L’ agricoltura biologica in Puglia costituisce ormai da anni una componente non indifferente del comparto agricolo pugliese, sia grazie all’impegno di PMI attente alle tematiche biologiche che a quello delle istituzioni regionali. Negli ultimi anni, infatti, la Regione ha previsto finanziamenti alle aziende consistenti per favorire l’agricoltura biologica attraverso l’applicazione di norme nazionali e comunitarie e  misure agroambientali previste dal Piano di sviluppo Rurale. Accanto a questi finanziamenti, si è rilevato particolarmente importante anche l’istituzione dell’Osservatorio regionale sull’Agricoltura Biologica.

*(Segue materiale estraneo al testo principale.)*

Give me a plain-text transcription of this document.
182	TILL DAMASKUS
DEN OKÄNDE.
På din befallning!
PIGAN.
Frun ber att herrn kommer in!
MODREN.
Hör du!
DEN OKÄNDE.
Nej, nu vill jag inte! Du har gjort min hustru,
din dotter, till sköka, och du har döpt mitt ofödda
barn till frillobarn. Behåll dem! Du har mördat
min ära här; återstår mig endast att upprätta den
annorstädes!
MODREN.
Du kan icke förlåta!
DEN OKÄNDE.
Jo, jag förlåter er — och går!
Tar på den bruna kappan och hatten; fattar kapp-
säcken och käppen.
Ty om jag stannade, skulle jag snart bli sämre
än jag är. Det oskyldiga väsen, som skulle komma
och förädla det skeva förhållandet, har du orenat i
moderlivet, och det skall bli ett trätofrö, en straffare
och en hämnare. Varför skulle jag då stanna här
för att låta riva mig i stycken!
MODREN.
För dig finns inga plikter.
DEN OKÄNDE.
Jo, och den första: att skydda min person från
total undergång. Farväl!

La sua funzione principale è quella di monitorare, informare e promuovere le produzioni biologiche locali, al fine di consolidare la filiera pugliese, ripristinando una cultura del cibo legata alla qualità certificata, alla stagionalità e alla territorialità, favorendo lo sviluppo dell’agricoltura biologica e biodinamica e di tutte le tecniche innovative alternative all’uso di prodotti di sintesi e transgenici.

Del sistema agricolo pugliese fanno parte aziende biologiche che effettuano vendita diretta, bioagriturismi, gruppi di acquisto solidale, ristoranti biologici, mercatini bio e negozi biologici diffusi soprattutto in provincia di Bari e Foggia, mentre le colture biologiche più importanti sono i cereali, l’ulivo, i fruttiferi, la vite e le colture foraggiere, grazie alle quali è poi possibile alimentare gli animali negli allevamenti biologici.